On the suggestion of the parson of Sonsón, Tiberio de Jesús Salazar y Herrera (future archbishop of Medellín), Caicedo promoted Contreras to co-assistant on April 25, 1913, but he died on July 6 of the same year. Alzate, who designed the first emplacement of Argelia, was the director of the construction, and in August 1918, the archbishop created the parish of Argelia, mediating his own decree. On April 29, 1923, the main facade was started using granite, mined from a nearby quarry at the direction of Juan de Dios Díaz. On March 13, 1927, the facade was almost finished, and the inside had a main altar.
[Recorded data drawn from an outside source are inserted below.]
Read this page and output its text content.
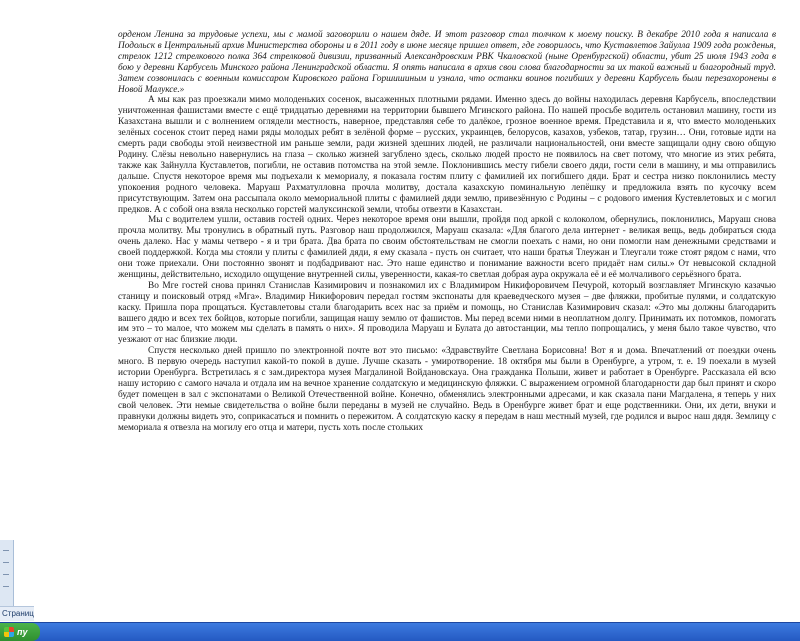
орденом Ленина за трудовые успехи, мы с мамой заговорили о нашем дяде. И этот разговор стал толчком к моему поиску. В декабре 2010 года я написала в Подольск в Центральный архив Министерства обороны и в 2011 году в июне месяце пришел ответ, где говорилось, что Куставлетов Зайулла 1909 года рожденья, стрелок 1212 стрелкового полка 364 стрелковой дивизии, призванный Александровским РВК Чкаловской (ныне Оренбургской) области, убит 25 июля 1943 года в бою у деревни Карбусель Минского района Ленинградской области. Я опять написала в архив свои слова благодарности за их такой важный и благородный труд. Затем созвонилась с военным комиссаром Кировского района Горшишиным и узнала, что останки воинов погибших у деревни Карбусель были перезахоронены в Новой Малуксе.»

А мы как раз проезжали мимо молоденьких сосенок, высаженных плотными рядами. Именно здесь до войны находилась деревня Карбусель, впоследствии уничтоженная фашистами вместе с ещё тридцатью деревнями на территории бывшего Мгинского района. По нашей просьбе водитель остановил машину, гости из Казахстана вышли и с волнением оглядели местность, наверное, представляя себе то далёкое, грозное военное время. Представила и я, что вместо молоденьких зелёных сосенок стоит перед нами ряды молодых ребят в зелёной форме – русских, украинцев, белорусов, казахов, узбеков, татар, грузин… Они, готовые идти на смерть ради свободы этой неизвестной им раньше земли, ради жизней здешних людей, не различали национальностей, они вместе защищали одну свою общую Родину. Слёзы невольно навернулись на глаза – сколько жизней загублено здесь, сколько людей просто не появилось на свет потому, что многие из этих ребята, также как Зайнулла Куставлетов, погибли, не оставив потомства на этой земле. Поклонившись месту гибели своего дяди, гости сели в машину, и мы отправились дальше. Спустя некоторое время мы подъехали к мемориалу, я показала гостям плиту с фамилией их погибшего дяди. Брат и сестра низко поклонились месту упокоения родного человека. Маруаш Рахматулловна прочла молитву, достала казахскую поминальную лепёшку и предложила взять по кусочку всем присутствующим. Затем она рассыпала около мемориальной плиты с фамилией дяди землю, привезённую с Родины – с родового имения Кустевлетовых и с могил предков. А с собой она взяла несколько горстей малуксинской земли, чтобы отвезти в Казахстан.

Мы с водителем ушли, оставив гостей одних. Через некоторое время они вышли, пройдя под аркой с колоколом, обернулись, поклонились, Маруаш снова прочла молитву. Мы тронулись в обратный путь. Разговор наш продолжился, Маруаш сказала: «Для благого дела интернет - великая вещь, ведь добираться сюда очень далеко. Нас у мамы четверо - я и три брата. Два брата по своим обстоятельствам не смогли поехать с нами, но они помогли нам денежными средствами и своей поддержкой. Когда мы стояли у плиты с фамилией дяди, я ему сказала - пусть он считает, что наши братья Тлеужан и Тлеугали тоже стоят рядом с нами, что они тоже приехали. Они постоянно звонят и подбадривают нас. Это наше единство и понимание важности всего придаёт нам силы.» От невысокой складной женщины, действительно, исходило ощущение внутренней силы, уверенности, какая-то светлая добрая аура окружала её и её молчаливого серьёзного брата.

Во Мге гостей снова принял Станислав Казимирович и познакомил их с Владимиром Никифоровичем Печурой, который возглавляет Мгинскую казачью станицу и поисковый отряд «Мга». Владимир Никифорович передал гостям экспонаты для краеведческого музея – две фляжки, пробитые пулями, и солдатскую каску. Пришла пора прощаться. Куставлетовы стали благодарить всех нас за приём и помощь, но Станислав Казимирович сказал: «Это мы должны благодарить вашего дядю и всех тех бойцов, которые погибли, защищая нашу землю от фашистов. Мы перед всеми ними в неоплатном долгу. Принимать их потомков, помогать им это – то малое, что можем мы сделать в память о них». Я проводила Маруаш и Булата до автостанции, мы тепло попрощались, у меня было такое чувство, что уезжают от нас близкие люди.

Спустя несколько дней пришло по электронной почте вот это письмо: «Здравствуйте Светлана Борисовна! Вот я и дома. Впечатлений от поездки очень много. В первую очередь наступил какой-то покой в душе. Лучше сказать - умиротворение. 18 октября мы были в Оренбурге, а утром, т. е. 19 поехали в музей истории Оренбурга. Встретилась я с зам.директора музея Магдалиной Войдановскаya. Она гражданка Польши, живет и работает в Оренбурге. Рассказала ей всю нашу историю с самого начала и отдала им на вечное хранение солдатскую и медицинскую фляжки. С выражением огромной благодарности дар был принят и скоро будет помещен в зал с экспонатами о Великой Отечественной войне. Конечно, обменялись электронными адресами, и как сказала пани Магдалена, я теперь у них свой человек. Эти немые свидетельства о войне были переданы в музей не случайно. Ведь в Оренбурге живет брат и еще родственники. Они, их дети, внуки и правнуки должны видеть это, соприкасаться и помнить о пережитом. А солдатскую каску я передам в наш местный музей, где родился и вырос наш дядя. Землицу с мемориала я отвезла на могилу его отца и матери, пусть хоть после стольких

Страниц
пу
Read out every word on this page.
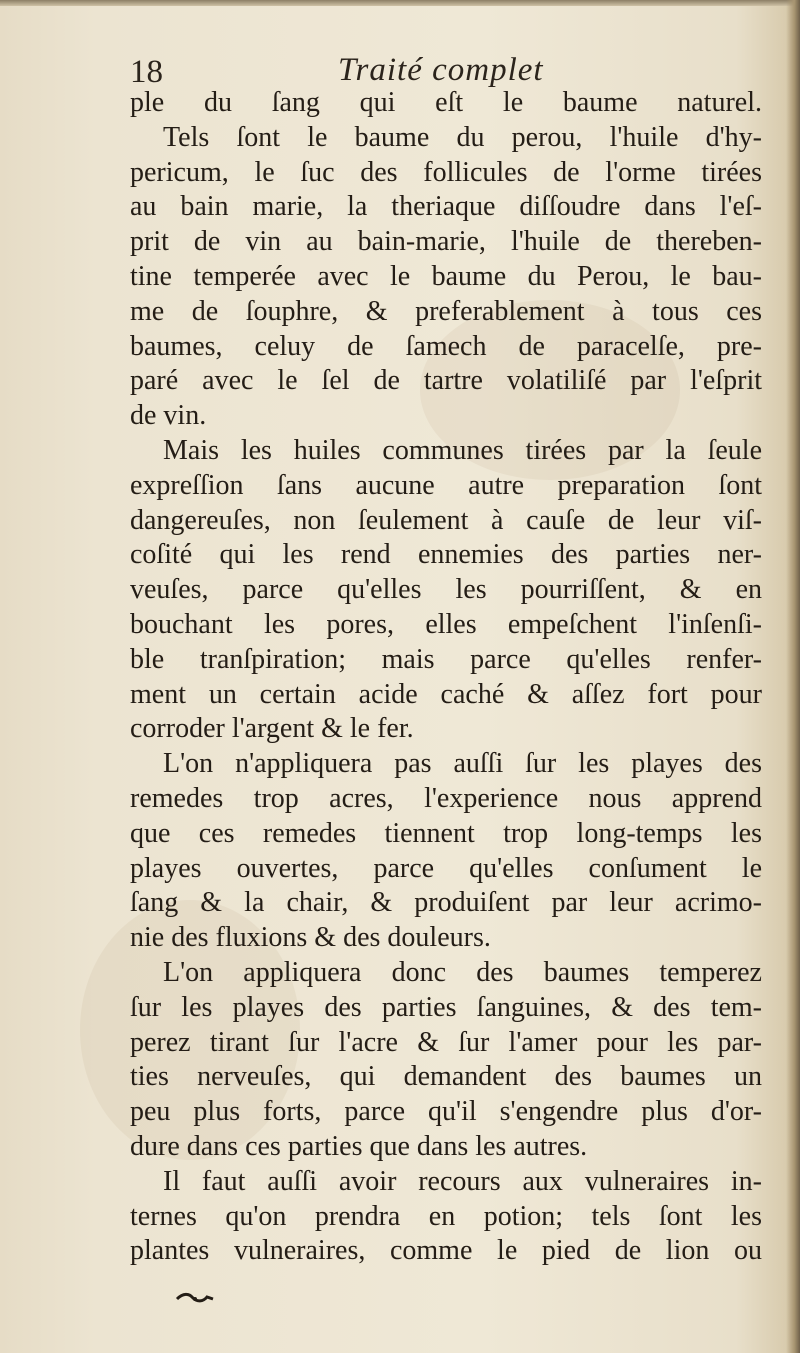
18	Traité complet
ple du ſang qui eſt le baume naturel.
Tels ſont le baume du perou, l'huile d'hy-
pericum, le ſuc des follicules de l'orme tirées
au bain marie, la theriaque diſſoudre dans l'eſ-
prit de vin au bain-marie, l'huile de thereben-
tine temperée avec le baume du Perou, le bau-
me de ſouphre, & preferablement à tous ces
baumes, celuy de ſamech de paracelſe, pre-
paré avec le ſel de tartre volatiliſé par l'eſprit
de vin.
Mais les huiles communes tirées par la ſeule
expreſſion ſans aucune autre preparation ſont
dangereuſes, non ſeulement à cauſe de leur viſ-
coſité qui les rend ennemies des parties ner-
veuſes, parce qu'elles les pourriſſent, & en
bouchant les pores, elles empeſchent l'inſenſi-
ble tranſpiration; mais parce qu'elles renfer-
ment un certain acide caché & aſſez fort pour
corroder l'argent & le fer.
L'on n'appliquera pas auſſi ſur les playes des
remedes trop acres, l'experience nous apprend
que ces remedes tiennent trop long-temps les
playes ouvertes, parce qu'elles conſument le
ſang & la chair, & produiſent par leur acrimo-
nie des fluxions & des douleurs.
L'on appliquera donc des baumes temperez
ſur les playes des parties ſanguines, & des tem-
perez tirant ſur l'acre & ſur l'amer pour les par-
ties nerveuſes, qui demandent des baumes un
peu plus forts, parce qu'il s'engendre plus d'or-
dure dans ces parties que dans les autres.
Il faut auſſi avoir recours aux vulneraires in-
ternes qu'on prendra en potion; tels ſont les
plantes vulneraires, comme le pied de lion ou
In 1937, Vargas was removed and Alberto Londoño was named as his replacement. Londoño was the parson for nearly seven years and replaced the old doors, and the brick floor was replaced with tiles. A clock was also added, bought for $ 180. The clock had previously been the property of Sonsón's church, and later, part of the Chapel of Jesus (Capilla de Jesús), whose chaplain was Ramón Elías Botero.

Londoño was replaced by Mario Ángel, and he by Antonio Ángel in 1956. Antonio Ángel bought the via crucis, the lamps and the candelabras. On March 18, 1957, the Diocese of Sonsón was created (today, the Diocese of Sonsón-Rionegro), and the parish became a part of the new diocese.